Last modules Flashcards
What are the photoautotrophs and where do they get their energy?
-Primary producers
-Energy from sunlight and carbon from inorganic
What are the heterotrophs?
Consume directly or indirectly the molecules from primary producers.
Describe the difference between primary, secondary and tertiary consumers.
-Primary: herbivores
-Secondary:eat herbivores
-Tertiary: eat secondary
Describe decomposers.
Eat dead bodies and make waste products. They are crucial to the food chain.
What are the type of community level interactions?
-Antagonistic: 1 species benefits and 1 is armed
-Mutualism: both benefits
-Competition: negative for both
What are the consequence of antagonistic interactions?
Prey/host: strong selection for effective defensive mechanisms
Predator/parasite: strong selection for overcome defenses
What are the consequence of competition interactions?
One species:
-Subordination
-Niche differentiation
Two species:
-Competitive exclusion
-Niche differentiation
-Extinction of one species
Describe the ultimate cause in behavioural ecology.
Reason for a behaviour on a evolutionary scale: attempts to explain why a trait exists.
Describe the proximate cause in behavioural ecology.
Explain behaviours in terms of the here and now of ecological time: ontogenetic and mechanistic.
What are the 3 different behavioural patterns?
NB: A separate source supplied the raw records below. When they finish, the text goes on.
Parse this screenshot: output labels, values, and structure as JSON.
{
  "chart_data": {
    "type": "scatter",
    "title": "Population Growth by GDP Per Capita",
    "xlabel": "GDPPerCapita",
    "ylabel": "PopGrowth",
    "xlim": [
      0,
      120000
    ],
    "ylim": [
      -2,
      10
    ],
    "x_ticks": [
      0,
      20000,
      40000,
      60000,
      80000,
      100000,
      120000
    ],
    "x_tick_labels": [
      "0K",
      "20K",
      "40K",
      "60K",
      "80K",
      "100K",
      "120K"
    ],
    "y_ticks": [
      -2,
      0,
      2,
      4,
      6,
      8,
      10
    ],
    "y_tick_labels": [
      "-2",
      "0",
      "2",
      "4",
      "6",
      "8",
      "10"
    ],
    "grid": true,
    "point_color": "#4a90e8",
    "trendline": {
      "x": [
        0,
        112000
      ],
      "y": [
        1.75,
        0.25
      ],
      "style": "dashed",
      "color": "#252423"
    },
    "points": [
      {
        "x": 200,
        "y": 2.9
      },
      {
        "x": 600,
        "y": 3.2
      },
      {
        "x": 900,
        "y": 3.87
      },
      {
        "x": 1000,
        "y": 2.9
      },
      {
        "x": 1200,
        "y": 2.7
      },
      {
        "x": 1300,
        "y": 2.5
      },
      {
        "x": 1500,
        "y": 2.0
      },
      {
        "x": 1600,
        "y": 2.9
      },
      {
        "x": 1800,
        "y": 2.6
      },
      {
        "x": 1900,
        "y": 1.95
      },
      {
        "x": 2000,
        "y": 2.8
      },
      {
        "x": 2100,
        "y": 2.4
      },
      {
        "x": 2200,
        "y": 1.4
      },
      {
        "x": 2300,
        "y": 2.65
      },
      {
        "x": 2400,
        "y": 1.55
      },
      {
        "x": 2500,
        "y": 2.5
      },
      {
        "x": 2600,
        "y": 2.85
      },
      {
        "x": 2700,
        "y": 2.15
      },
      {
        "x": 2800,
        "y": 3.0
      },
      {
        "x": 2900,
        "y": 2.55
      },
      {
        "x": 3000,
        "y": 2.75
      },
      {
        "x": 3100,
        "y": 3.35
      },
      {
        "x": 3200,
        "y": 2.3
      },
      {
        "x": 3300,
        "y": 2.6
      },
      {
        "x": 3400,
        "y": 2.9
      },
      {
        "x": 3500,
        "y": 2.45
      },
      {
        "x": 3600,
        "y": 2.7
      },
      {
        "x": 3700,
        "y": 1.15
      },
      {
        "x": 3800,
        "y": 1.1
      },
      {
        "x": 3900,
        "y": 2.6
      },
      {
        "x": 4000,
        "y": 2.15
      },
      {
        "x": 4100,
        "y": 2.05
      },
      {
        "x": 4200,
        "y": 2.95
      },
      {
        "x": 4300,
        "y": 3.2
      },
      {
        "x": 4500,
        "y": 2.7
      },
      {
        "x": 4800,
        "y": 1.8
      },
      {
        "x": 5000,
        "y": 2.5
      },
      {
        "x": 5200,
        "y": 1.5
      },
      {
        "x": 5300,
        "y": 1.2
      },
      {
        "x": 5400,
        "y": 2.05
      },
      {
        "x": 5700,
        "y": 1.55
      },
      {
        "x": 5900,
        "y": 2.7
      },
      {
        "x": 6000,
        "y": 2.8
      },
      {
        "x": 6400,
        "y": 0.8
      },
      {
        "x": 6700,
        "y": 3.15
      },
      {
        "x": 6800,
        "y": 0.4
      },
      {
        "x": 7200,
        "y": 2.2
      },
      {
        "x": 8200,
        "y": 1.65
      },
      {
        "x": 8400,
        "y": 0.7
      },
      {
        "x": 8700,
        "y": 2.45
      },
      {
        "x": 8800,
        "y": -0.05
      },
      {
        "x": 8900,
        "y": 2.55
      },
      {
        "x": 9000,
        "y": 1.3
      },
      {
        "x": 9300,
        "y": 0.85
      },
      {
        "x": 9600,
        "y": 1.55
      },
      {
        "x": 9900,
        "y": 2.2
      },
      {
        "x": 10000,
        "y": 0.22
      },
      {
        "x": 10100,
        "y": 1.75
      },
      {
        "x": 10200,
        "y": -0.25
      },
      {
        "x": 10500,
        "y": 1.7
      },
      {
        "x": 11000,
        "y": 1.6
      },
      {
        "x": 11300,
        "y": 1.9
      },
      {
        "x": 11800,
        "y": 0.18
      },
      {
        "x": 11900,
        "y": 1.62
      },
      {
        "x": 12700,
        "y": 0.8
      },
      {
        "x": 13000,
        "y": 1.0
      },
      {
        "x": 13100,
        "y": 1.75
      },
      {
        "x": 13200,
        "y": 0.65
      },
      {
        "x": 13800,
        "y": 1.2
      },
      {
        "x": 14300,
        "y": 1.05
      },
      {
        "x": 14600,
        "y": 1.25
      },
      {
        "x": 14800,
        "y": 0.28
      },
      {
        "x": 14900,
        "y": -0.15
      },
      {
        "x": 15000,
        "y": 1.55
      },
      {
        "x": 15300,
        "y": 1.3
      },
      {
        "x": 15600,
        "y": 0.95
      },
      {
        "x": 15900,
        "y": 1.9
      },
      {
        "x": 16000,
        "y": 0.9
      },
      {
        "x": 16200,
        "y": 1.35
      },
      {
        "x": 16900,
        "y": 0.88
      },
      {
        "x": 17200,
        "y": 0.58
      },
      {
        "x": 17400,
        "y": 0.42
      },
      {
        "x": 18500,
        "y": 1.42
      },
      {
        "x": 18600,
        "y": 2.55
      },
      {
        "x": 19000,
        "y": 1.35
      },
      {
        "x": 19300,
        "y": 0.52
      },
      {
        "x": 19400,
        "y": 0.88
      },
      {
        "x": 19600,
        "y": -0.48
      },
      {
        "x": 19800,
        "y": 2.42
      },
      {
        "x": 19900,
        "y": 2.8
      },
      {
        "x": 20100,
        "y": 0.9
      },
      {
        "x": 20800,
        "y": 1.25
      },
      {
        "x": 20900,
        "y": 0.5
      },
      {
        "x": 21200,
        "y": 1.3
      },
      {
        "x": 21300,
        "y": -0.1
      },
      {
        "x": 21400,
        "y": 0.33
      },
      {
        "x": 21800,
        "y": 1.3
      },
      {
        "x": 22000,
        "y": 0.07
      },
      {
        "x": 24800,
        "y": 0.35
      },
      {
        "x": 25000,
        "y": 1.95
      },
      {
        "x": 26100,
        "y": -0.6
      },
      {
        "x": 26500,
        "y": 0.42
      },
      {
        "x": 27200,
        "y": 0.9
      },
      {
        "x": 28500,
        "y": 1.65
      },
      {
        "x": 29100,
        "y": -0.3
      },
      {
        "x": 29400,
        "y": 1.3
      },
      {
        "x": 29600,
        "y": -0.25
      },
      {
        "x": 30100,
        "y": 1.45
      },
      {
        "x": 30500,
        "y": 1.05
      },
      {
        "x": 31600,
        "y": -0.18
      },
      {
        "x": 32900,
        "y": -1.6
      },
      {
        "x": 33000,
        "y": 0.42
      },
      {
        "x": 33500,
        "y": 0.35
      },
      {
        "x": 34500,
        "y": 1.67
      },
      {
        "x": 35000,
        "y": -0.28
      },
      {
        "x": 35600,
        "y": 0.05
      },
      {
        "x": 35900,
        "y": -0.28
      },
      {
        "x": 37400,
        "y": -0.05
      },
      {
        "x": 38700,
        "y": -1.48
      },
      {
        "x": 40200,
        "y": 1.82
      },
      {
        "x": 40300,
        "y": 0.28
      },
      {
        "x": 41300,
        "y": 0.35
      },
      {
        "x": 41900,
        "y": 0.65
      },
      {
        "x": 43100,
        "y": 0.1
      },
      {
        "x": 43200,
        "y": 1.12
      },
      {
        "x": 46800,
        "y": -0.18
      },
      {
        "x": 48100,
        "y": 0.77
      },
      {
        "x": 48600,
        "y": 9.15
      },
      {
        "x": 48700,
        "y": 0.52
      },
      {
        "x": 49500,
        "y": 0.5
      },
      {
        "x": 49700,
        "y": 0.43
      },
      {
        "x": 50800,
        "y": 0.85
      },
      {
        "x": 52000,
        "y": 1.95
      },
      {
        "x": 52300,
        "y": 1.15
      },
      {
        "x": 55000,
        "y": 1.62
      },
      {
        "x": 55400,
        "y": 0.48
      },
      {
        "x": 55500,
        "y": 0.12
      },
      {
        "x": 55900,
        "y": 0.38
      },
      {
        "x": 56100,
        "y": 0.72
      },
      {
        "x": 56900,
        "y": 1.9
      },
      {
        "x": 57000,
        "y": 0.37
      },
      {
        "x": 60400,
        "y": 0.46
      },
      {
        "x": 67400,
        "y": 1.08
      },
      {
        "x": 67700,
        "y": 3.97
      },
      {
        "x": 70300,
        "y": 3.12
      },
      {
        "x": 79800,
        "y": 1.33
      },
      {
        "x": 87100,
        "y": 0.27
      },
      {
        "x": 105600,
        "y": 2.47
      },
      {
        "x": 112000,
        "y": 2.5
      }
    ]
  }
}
-Genetic inheritance: nature of organism
-Environmental influence: nature
-Experience: learning
Describe the followings behaviours:
Habituation
Imprinting
Classical conditioning
Operant conditioning
Insight
Rythmic
Circannual
Habituation: loss of sensitivity to unimportant stimuli
Imprinting: innate and acquired during a limited critical period
Classical: linking one stimulus with another
Operant: trial and learning (associative)
Insight: reason by correctly performing a task on the first attempt
Rythmic behaviour: biological clock dictates various daily behaviours
Circannual: physiological and hormonal changes influenced by exogenous factors.